Financial Advice NZ also wanted change, but of the opposite sort.

"The proposed test for a conflict of interest - ‘where practicable’ the person must avoid the conflict - is now a lower and less objective test. Under the current CS5 – an adviser must effectively manage any conflicts of interest that may arise. The ‘effective management’ meant, that if there was a conflict where the adviser could not place the client’s interests first and above their own, then they must decline to act (one way to avoid a conflict)."

The submission said the draft conflict of interest standard seemed to be in conflict with code standard one.

"By lowering the avoidance threshold to the contingent situation where the conflict needs only to be avoided only if ‘practicable’, is likely to reduce public confidence and trust where conflicts arise, and weakens the intent of a Financial Advice Code. The bullet points should be re-ordered, placing ‘identify conflicts of interest’ first."

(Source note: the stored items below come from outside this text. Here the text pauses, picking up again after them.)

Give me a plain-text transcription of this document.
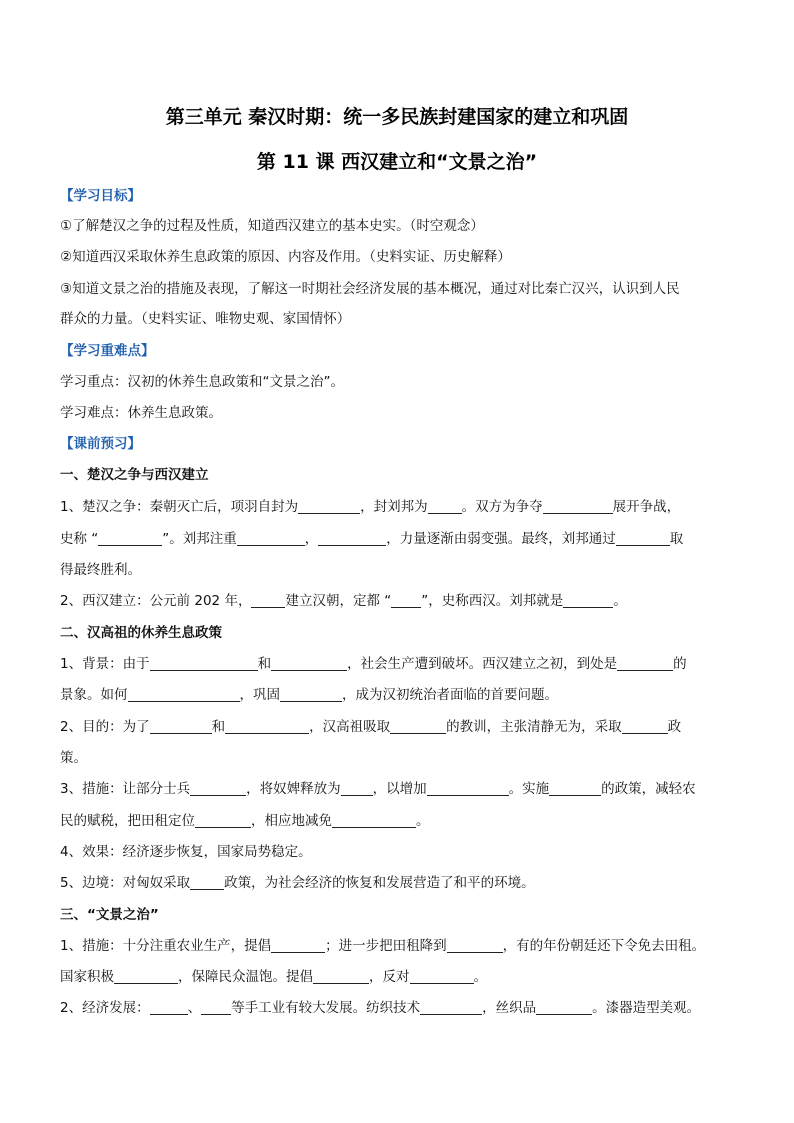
第三单元 秦汉时期：统一多民族封建国家的建立和巩固
第 11 课 西汉建立和“文景之治”
【学习目标】
①了解楚汉之争的过程及性质，知道西汉建立的基本史实。（时空观念）
②知道西汉采取休养生息政策的原因、内容及作用。（史料实证、历史解释）
③知道文景之治的措施及表现，了解这一时期社会经济发展的基本概况，通过对比秦亡汉兴，认识到人民
群众的力量。（史料实证、唯物史观、家国情怀）
【学习重难点】
学习重点：汉初的休养生息政策和“文景之治”。
学习难点：休养生息政策。
【课前预习】
一、楚汉之争与西汉建立
1、楚汉之争：秦朝灭亡后，项羽自封为	，封刘邦为	。双方为争夺	展开争战，
史称 “	”。刘邦注重	，	，力量逐渐由弱变强。最终，刘邦通过	取
得最终胜利。
2、西汉建立：公元前 202 年，	建立汉朝，定都 “ ”，史称西汉。刘邦就是	。
二、汉高祖的休养生息政策
1、背景：由于	和	，社会生产遭到破坏。西汉建立之初，到处是	的
景象。如何	，巩固	，成为汉初统治者面临的首要问题。
2、目的：为了	和	，汉高祖吸取	的教训，主张清静无为，采取	政
策。
3、措施：让部分士兵	，将奴婢释放为 ，以增加	。实施	的政策，减轻农
民的赋税，把田租定位	，相应地减免	。
4、效果：经济逐步恢复，国家局势稳定。
5、边境：对匈奴采取	政策，为社会经济的恢复和发展营造了和平的环境。
三、“文景之治”
1、措施：十分注重农业生产，提倡	；进一步把田租降到	，有的年份朝廷还下令免去田租。
国家积极	，保障民众温饱。提倡	，反对	。
2、经济发展：	、 等手工业有较大发展。纺织技术	，丝织品	。漆器造型美观。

Submitters asked for clearer rules about what CPD was expected and said an annual total could be included in the code.

Some submitters said the code should include a requirement for the disclosure of remuneration.

Adviser Peter Leitch said clients should also be told the costs of not following advice.

The Boutique Advisers Association said professional indemnity insurance should be mandatory.

The Financial Services Council said there could be some commentary about “independence”.

“The current CS3 prevents an AFA from stating or implying that they are ‘independent’ if a reasonable person would not consider that this is the case. Our members feel this is an important inclusion and that it was an enhancement to the current disclosure regime. We recommend including the same in the new code.”

Financial Advice NZ also wanted more guidance on how to evidence advice.

“There has been an argument that such requirements would be ‘prescriptive’, but we would expect this Financial Advice Code contain the overarching requirements to provide and retain evidence of advice. Further, we would expect that disclosure regulations contain specific requirements, and that licencing requirements outline the procedures and processes.

“The current code format could allow an adviser or FAP to provide advice without retaining any record of such advice being – either in written or digital record (such as video recorded advice, audio recorded advice). This seriously leaves the client at risk, with regards to the original communication, the client comprehension of that advice, and their recourse and redress options should that advice prove to be deficient, incomplete, conflicted or risky.”